Durante la madrugada, el Ministerio de Defensa ruso confirmó el uso del misil balístico hipersónico Oréshnik y sostuvo que el ataque fue una respuesta al supuesto intento de ataque con drones registrado a fines de diciembre contra una de las residencias del presidente Vladímir Putin. Se trata de la segunda vez que Rusia admite haber utilizado este tipo de armamento en el conflicto, luego de un bombardeo previo contra la ciudad de Dnipro a finales de 2024, en ese caso con una ojiva convencional.
La ofensiva se produjo en un contexto de creciente tensión diplomática. Esta semana, Ucrania y sus aliados occidentales acordaron que Europa avanzará en el despliegue de tropas multinacionales tras un eventual alto el fuego, con el objetivo de garantizar la seguridad y supervisar la posguerra. Sin embargo, Moscú rechazó de plano la iniciativa, al considerar que implica una intervención extranjera directa.
La portavoz del Ministerio de Relaciones Exteriores ruso, María Zajárova, advirtió que cualquier fuerza occidental desplegada en territorio ucraniano será considerada un "objetivo militar legítimo" y calificó la coordinación entre Estados Unidos, Ucrania y sus aliados europeos como un "eje de la guerra".

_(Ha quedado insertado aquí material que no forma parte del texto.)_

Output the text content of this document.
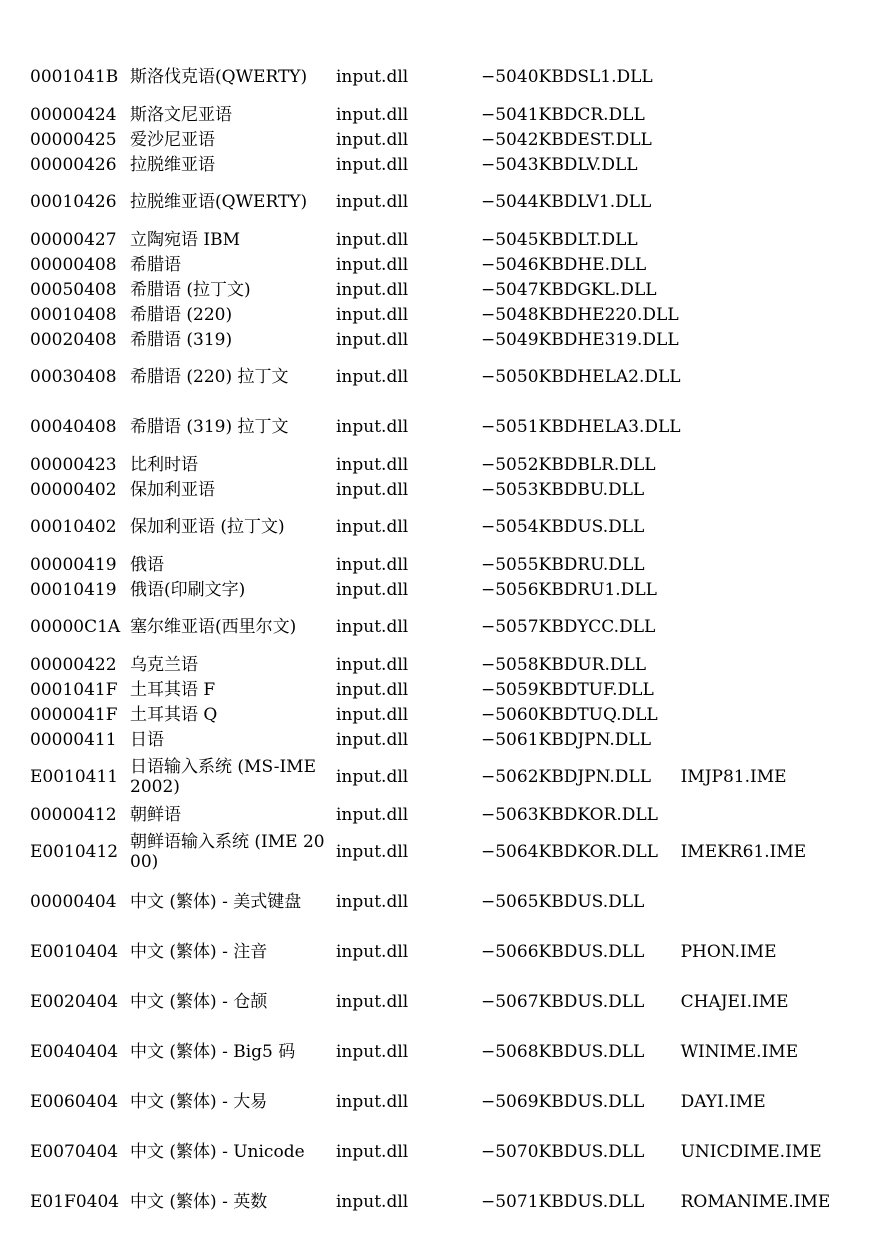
0001041B	斯洛伐克语(QWERTY)	input.dll	−5040	KBDSL1.DLL	
00000424	斯洛文尼亚语	input.dll	−5041	KBDCR.DLL	
00000425	爱沙尼亚语	input.dll	−5042	KBDEST.DLL	
00000426	拉脱维亚语	input.dll	−5043	KBDLV.DLL	
00010426	拉脱维亚语(QWERTY)	input.dll	−5044	KBDLV1.DLL	
00000427	立陶宛语 IBM	input.dll	−5045	KBDLT.DLL	
00000408	希腊语	input.dll	−5046	KBDHE.DLL	
00050408	希腊语 (拉丁文)	input.dll	−5047	KBDGKL.DLL	
00010408	希腊语 (220)	input.dll	−5048	KBDHE220.DLL	
00020408	希腊语 (319)	input.dll	−5049	KBDHE319.DLL	
00030408	希腊语 (220) 拉丁文	input.dll	−5050	KBDHELA2.DLL	
00040408	希腊语 (319) 拉丁文	input.dll	−5051	KBDHELA3.DLL	
00000423	比利时语	input.dll	−5052	KBDBLR.DLL	
00000402	保加利亚语	input.dll	−5053	KBDBU.DLL	
00010402	保加利亚语 (拉丁文)	input.dll	−5054	KBDUS.DLL	
00000419	俄语	input.dll	−5055	KBDRU.DLL	
00010419	俄语(印刷文字)	input.dll	−5056	KBDRU1.DLL	
00000C1A	塞尔维亚语(西里尔文)	input.dll	−5057	KBDYCC.DLL	
00000422	乌克兰语	input.dll	−5058	KBDUR.DLL	
0001041F	土耳其语 F	input.dll	−5059	KBDTUF.DLL	
0000041F	土耳其语 Q	input.dll	−5060	KBDTUQ.DLL	
00000411	日语	input.dll	−5061	KBDJPN.DLL	
E0010411	日语输入系统 (MS-IME2002)	input.dll	−5062	KBDJPN.DLL	IMJP81.IME
00000412	朝鲜语	input.dll	−5063	KBDKOR.DLL	
E0010412	朝鲜语输入系统 (IME 2000)	input.dll	−5064	KBDKOR.DLL	IMEKR61.IME
00000404	中文 (繁体) - 美式键盘	input.dll	−5065	KBDUS.DLL	
E0010404	中文 (繁体) - 注音	input.dll	−5066	KBDUS.DLL	PHON.IME
E0020404	中文 (繁体) - 仓颉	input.dll	−5067	KBDUS.DLL	CHAJEI.IME
E0040404	中文 (繁体) - Big5 码	input.dll	−5068	KBDUS.DLL	WINIME.IME
E0060404	中文 (繁体) - 大易	input.dll	−5069	KBDUS.DLL	DAYI.IME
E0070404	中文 (繁体) - Unicode	input.dll	−5070	KBDUS.DLL	UNICDIME.IME
E01F0404	中文 (繁体) - 英数	input.dll	−5071	KBDUS.DLL	ROMANIME.IME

Mientras continúan las negociaciones diplomáticas, Rusia mantiene una presión militar constante, con bombardeos diarios en medio de las temperaturas extremas del invierno. Esta última oleada de ataques se produjo luego de que la embajada de Estados Unidos en Kiev alertara sobre la posibilidad de un "ataque aéreo potencialmente significativo", advertencia que fue respaldada públicamente por el presidente ucraniano, Volodimir Zelenski.

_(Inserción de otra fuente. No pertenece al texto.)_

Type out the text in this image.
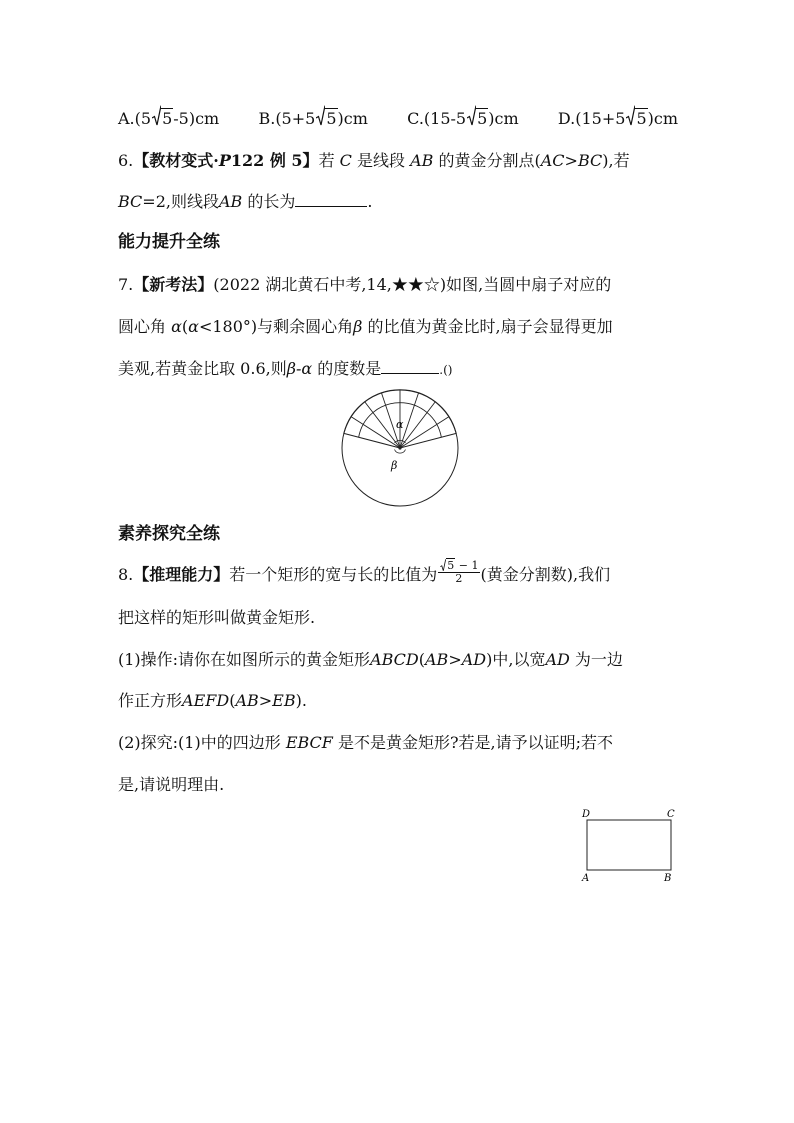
A.(5 5-5)cm B.(5+5 5)cm C.(15-5 5)cm D.(15+5 5)cm
6.【教材变式·P122 例 5】若 C 是线段 AB 的黄金分割点(AC>BC),若
BC=2,则线段AB 的长为	.
能力提升全练
7.【新考法】(2022 湖北黄石中考,14,★★☆)如图,当圆中扇子对应的
圆心角 α(α<180°)与剩余圆心角β 的比值为黄金比时,扇子会显得更加
美观,若黄金比取 0.6,则β-α 的度数是	.()
α
β
素养探究全练
8.【推理能力】若一个矩形的宽与长的比值为 $\frac{5 - 1}{2}$ (黄金分割数),我们
把这样的矩形叫做黄金矩形.
(1)操作:请你在如图所示的黄金矩形ABCD(AB>AD)中,以宽AD 为一边
作正方形AEFD(AB>EB).
(2)探究:(1)中的四边形 EBCF 是不是黄金矩形?若是,请予以证明;若不
是,请说明理由.
D	C
A	B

Ucrania, en tanto, enfrenta serias dificultades para restablecer el suministro de calefacción y agua potable a cientos de miles de hogares tras los recientes ataques rusos contra instalaciones energéticas en las regiones de Dnipropetrovsk y Zaporiyia.
Aunque Zelenski afirmó que el acuerdo con Washington sobre garantías de seguridad estadounidenses está "prácticamente listo", el canciller alemán, Friedrich Merz, advirtió que un acuerdo de tregua aún se encuentra "bastante lejos", debido a la postura inflexible de Moscú. A esto se suman las disputas territoriales no resueltas: Rusia, que ocupa cerca del 20% del territorio ucraniano, insiste en el control total del Donbás, una condición que Kiev rechaza de manera categórica.
En paralelo, el ejército ruso aseguró haber capturado una nueva aldea en la región de Dnipropetrovsk, en el marco de su avance sostenido sobre el terreno.